Not only was the share-lending firm overexposed to certain stocks, but about half its portfolio comprised relatively illiquid stocks outside the ASX 300, the Victorian Supreme Court heard yesterday.

As well, Primebroker's retail clients who had lent shares to the firm were under financial stress, fielding repeated margin calls from Primebroker as the sharemarket plunged, the court heard.

"Primebroker was finding it difficult, if not impossible in some cases, to secure from clients the resolution of those margin [calls], and that exacerbated Primebroker's own position," counsel for ANZ Bank, Alan Archibald, QC, said. ANZ is defending lawsuits brought by Primebroker's principals, Sal Catalano and Ian Pattison, and by the firm's liquidator.

Primebroker's principals claim the bank misled them into believing it was committed to supporting the company and staying involved in the securities lending industry when it was planning to exit.

The liquidator wants to claw back payments Primebroker made to ANZ in the six months before ANZ appointed receivers.

ANZ denies wrongful conduct and says it was conducting a "classic work-out" of Primebroker and the Chimaera financial group by trying to assist it through what Mr Catalano and Mr Pattison considered a temporary liquidity problem.

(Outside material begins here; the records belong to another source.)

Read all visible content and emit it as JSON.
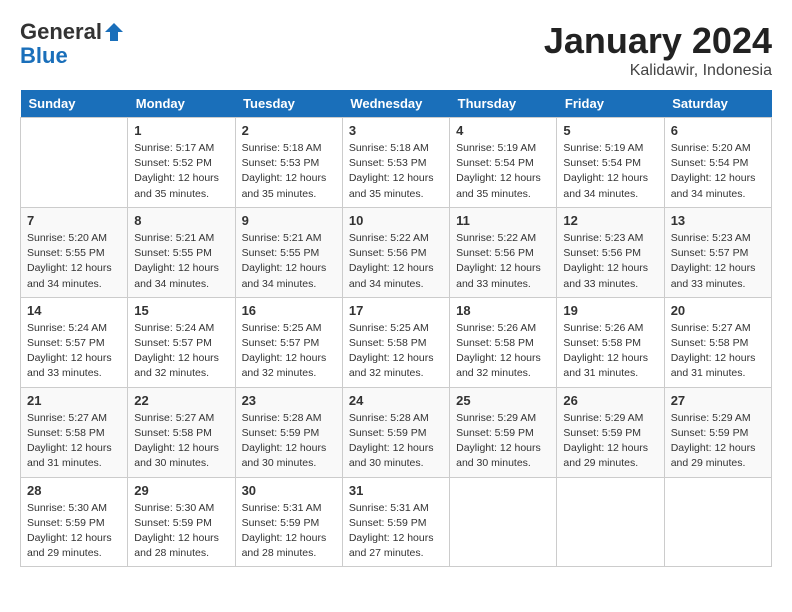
{
  "header": {
    "logo_general": "General",
    "logo_blue": "Blue",
    "month_year": "January 2024",
    "location": "Kalidawir, Indonesia"
  },
  "days_of_week": [
    "Sunday",
    "Monday",
    "Tuesday",
    "Wednesday",
    "Thursday",
    "Friday",
    "Saturday"
  ],
  "weeks": [
    [
      {
        "day": "",
        "info": ""
      },
      {
        "day": "1",
        "info": "Sunrise: 5:17 AM\nSunset: 5:52 PM\nDaylight: 12 hours\nand 35 minutes."
      },
      {
        "day": "2",
        "info": "Sunrise: 5:18 AM\nSunset: 5:53 PM\nDaylight: 12 hours\nand 35 minutes."
      },
      {
        "day": "3",
        "info": "Sunrise: 5:18 AM\nSunset: 5:53 PM\nDaylight: 12 hours\nand 35 minutes."
      },
      {
        "day": "4",
        "info": "Sunrise: 5:19 AM\nSunset: 5:54 PM\nDaylight: 12 hours\nand 35 minutes."
      },
      {
        "day": "5",
        "info": "Sunrise: 5:19 AM\nSunset: 5:54 PM\nDaylight: 12 hours\nand 34 minutes."
      },
      {
        "day": "6",
        "info": "Sunrise: 5:20 AM\nSunset: 5:54 PM\nDaylight: 12 hours\nand 34 minutes."
      }
    ],
    [
      {
        "day": "7",
        "info": "Sunrise: 5:20 AM\nSunset: 5:55 PM\nDaylight: 12 hours\nand 34 minutes."
      },
      {
        "day": "8",
        "info": "Sunrise: 5:21 AM\nSunset: 5:55 PM\nDaylight: 12 hours\nand 34 minutes."
      },
      {
        "day": "9",
        "info": "Sunrise: 5:21 AM\nSunset: 5:55 PM\nDaylight: 12 hours\nand 34 minutes."
      },
      {
        "day": "10",
        "info": "Sunrise: 5:22 AM\nSunset: 5:56 PM\nDaylight: 12 hours\nand 34 minutes."
      },
      {
        "day": "11",
        "info": "Sunrise: 5:22 AM\nSunset: 5:56 PM\nDaylight: 12 hours\nand 33 minutes."
      },
      {
        "day": "12",
        "info": "Sunrise: 5:23 AM\nSunset: 5:56 PM\nDaylight: 12 hours\nand 33 minutes."
      },
      {
        "day": "13",
        "info": "Sunrise: 5:23 AM\nSunset: 5:57 PM\nDaylight: 12 hours\nand 33 minutes."
      }
    ],
    [
      {
        "day": "14",
        "info": "Sunrise: 5:24 AM\nSunset: 5:57 PM\nDaylight: 12 hours\nand 33 minutes."
      },
      {
        "day": "15",
        "info": "Sunrise: 5:24 AM\nSunset: 5:57 PM\nDaylight: 12 hours\nand 32 minutes."
      },
      {
        "day": "16",
        "info": "Sunrise: 5:25 AM\nSunset: 5:57 PM\nDaylight: 12 hours\nand 32 minutes."
      },
      {
        "day": "17",
        "info": "Sunrise: 5:25 AM\nSunset: 5:58 PM\nDaylight: 12 hours\nand 32 minutes."
      },
      {
        "day": "18",
        "info": "Sunrise: 5:26 AM\nSunset: 5:58 PM\nDaylight: 12 hours\nand 32 minutes."
      },
      {
        "day": "19",
        "info": "Sunrise: 5:26 AM\nSunset: 5:58 PM\nDaylight: 12 hours\nand 31 minutes."
      },
      {
        "day": "20",
        "info": "Sunrise: 5:27 AM\nSunset: 5:58 PM\nDaylight: 12 hours\nand 31 minutes."
      }
    ],
    [
      {
        "day": "21",
        "info": "Sunrise: 5:27 AM\nSunset: 5:58 PM\nDaylight: 12 hours\nand 31 minutes."
      },
      {
        "day": "22",
        "info": "Sunrise: 5:27 AM\nSunset: 5:58 PM\nDaylight: 12 hours\nand 30 minutes."
      },
      {
        "day": "23",
        "info": "Sunrise: 5:28 AM\nSunset: 5:59 PM\nDaylight: 12 hours\nand 30 minutes."
      },
      {
        "day": "24",
        "info": "Sunrise: 5:28 AM\nSunset: 5:59 PM\nDaylight: 12 hours\nand 30 minutes."
      },
      {
        "day": "25",
        "info": "Sunrise: 5:29 AM\nSunset: 5:59 PM\nDaylight: 12 hours\nand 30 minutes."
      },
      {
        "day": "26",
        "info": "Sunrise: 5:29 AM\nSunset: 5:59 PM\nDaylight: 12 hours\nand 29 minutes."
      },
      {
        "day": "27",
        "info": "Sunrise: 5:29 AM\nSunset: 5:59 PM\nDaylight: 12 hours\nand 29 minutes."
      }
    ],
    [
      {
        "day": "28",
        "info": "Sunrise: 5:30 AM\nSunset: 5:59 PM\nDaylight: 12 hours\nand 29 minutes."
      },
      {
        "day": "29",
        "info": "Sunrise: 5:30 AM\nSunset: 5:59 PM\nDaylight: 12 hours\nand 28 minutes."
      },
      {
        "day": "30",
        "info": "Sunrise: 5:31 AM\nSunset: 5:59 PM\nDaylight: 12 hours\nand 28 minutes."
      },
      {
        "day": "31",
        "info": "Sunrise: 5:31 AM\nSunset: 5:59 PM\nDaylight: 12 hours\nand 27 minutes."
      },
      {
        "day": "",
        "info": ""
      },
      {
        "day": "",
        "info": ""
      },
      {
        "day": "",
        "info": ""
      }
    ]
  ]
}
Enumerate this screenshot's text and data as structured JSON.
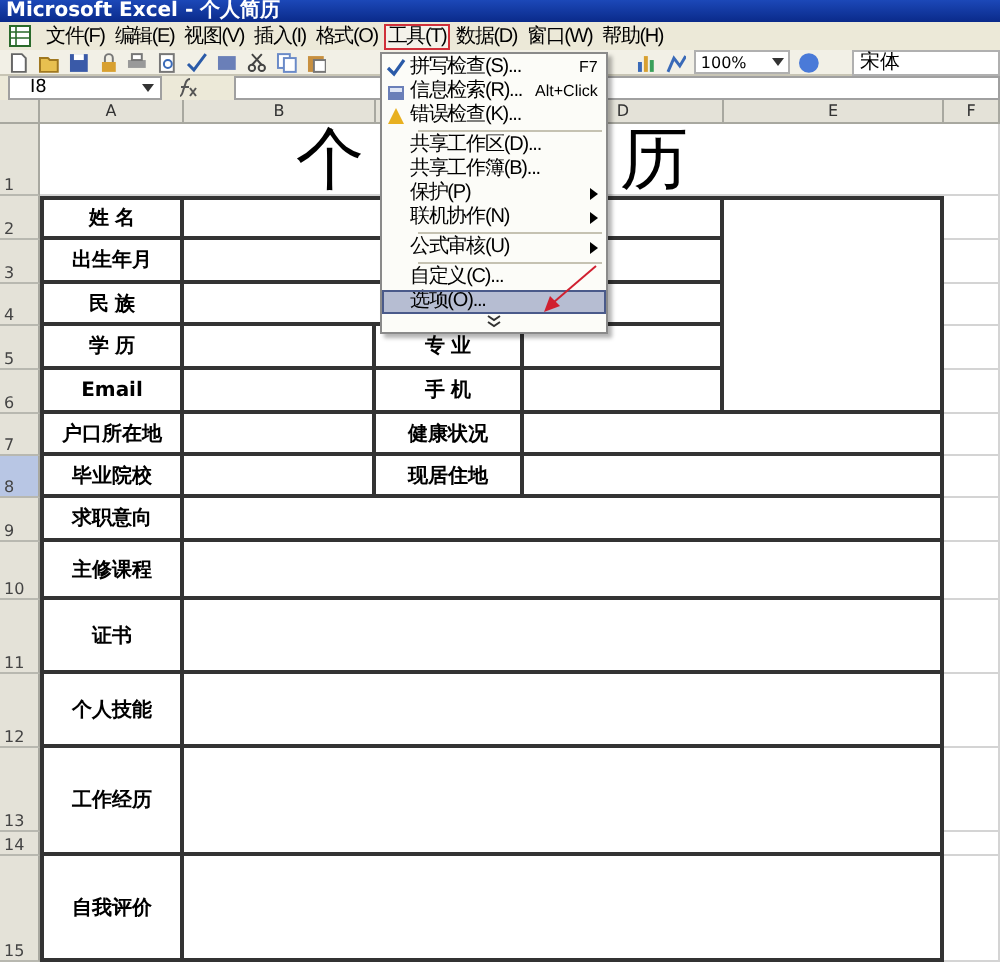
{
  "window": {
    "title": "Microsoft Excel - 个人简历"
  },
  "menu_bar": [
    {
      "label": "文件(F)",
      "selected": false
    },
    {
      "label": "编辑(E)",
      "selected": false
    },
    {
      "label": "视图(V)",
      "selected": false
    },
    {
      "label": "插入(I)",
      "selected": false
    },
    {
      "label": "格式(O)",
      "selected": false
    },
    {
      "label": "工具(T)",
      "selected": true
    },
    {
      "label": "数据(D)",
      "selected": false
    },
    {
      "label": "窗口(W)",
      "selected": false
    },
    {
      "label": "帮助(H)",
      "selected": false
    }
  ],
  "tools_menu": {
    "groups": [
      [
        {
          "label": "拼写检查(S)...",
          "shortcut": "F7",
          "submenu": false,
          "selected": false
        },
        {
          "label": "信息检索(R)...",
          "shortcut": "Alt+Click",
          "submenu": false,
          "selected": false
        },
        {
          "label": "错误检查(K)...",
          "submenu": false,
          "selected": false
        }
      ],
      [
        {
          "label": "共享工作区(D)...",
          "submenu": false,
          "selected": false
        },
        {
          "label": "共享工作簿(B)...",
          "submenu": false,
          "selected": false
        },
        {
          "label": "保护(P)",
          "submenu": true,
          "selected": false
        },
        {
          "label": "联机协作(N)",
          "submenu": true,
          "selected": false
        }
      ],
      [
        {
          "label": "公式审核(U)",
          "submenu": true,
          "selected": false
        }
      ],
      [
        {
          "label": "自定义(C)...",
          "submenu": false,
          "selected": false
        },
        {
          "label": "选项(O)...",
          "submenu": false,
          "selected": true
        }
      ]
    ]
  },
  "toolbar": {
    "zoom": "100%",
    "font": "宋体"
  },
  "formula_bar": {
    "name_box": "I8"
  },
  "sheet": {
    "columns": [
      "A",
      "B",
      "D",
      "E",
      "F"
    ],
    "rows": [
      {
        "label": "1",
        "selected": false
      },
      {
        "label": "2",
        "selected": false
      },
      {
        "label": "3",
        "selected": false
      },
      {
        "label": "4",
        "selected": false
      },
      {
        "label": "5",
        "selected": false
      },
      {
        "label": "6",
        "selected": false
      },
      {
        "label": "7",
        "selected": false
      },
      {
        "label": "8",
        "selected": true
      },
      {
        "label": "9",
        "selected": false
      },
      {
        "label": "10",
        "selected": false
      },
      {
        "label": "11",
        "selected": false
      },
      {
        "label": "12",
        "selected": false
      },
      {
        "label": "13",
        "selected": false
      },
      {
        "label": "14",
        "selected": false
      },
      {
        "label": "15",
        "selected": false
      }
    ],
    "title": [
      "个",
      "历"
    ],
    "labels": [
      "姓 名",
      "出生年月",
      "民 族",
      "学 历",
      "专 业",
      "Email",
      "手 机",
      "户口所在地",
      "健康状况",
      "毕业院校",
      "现居住地",
      "求职意向",
      "主修课程",
      "证书",
      "个人技能",
      "工作经历",
      "自我评价"
    ]
  }
}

Yet Mr Archibald suggested that, considering the structural flaws, Chimaera's name was "aptly chosen". In Greek mythology it referred to a particular monster in English, "chimaera" had come to mean "a wild, incongruous scheme", and that "does truly reflect the elements of its business".

Mr Archibald said Primebroker's share portfolio in January 2008 was overly focused on stocks such as MFS Ltd. Primebroker had $200 million of MFS shares deposited with ANZ and another counterparty, Fortis, but when MFS shares plunged from above $4 to 99?, Primebroker was hit with huge margin calls.

Mr Archibald said ANZ's conduct as it embarked on a workout, put in place co-operation deeds and offered limited financing terms, was "wholly inconsistent" with Primebroker's characterisation of it.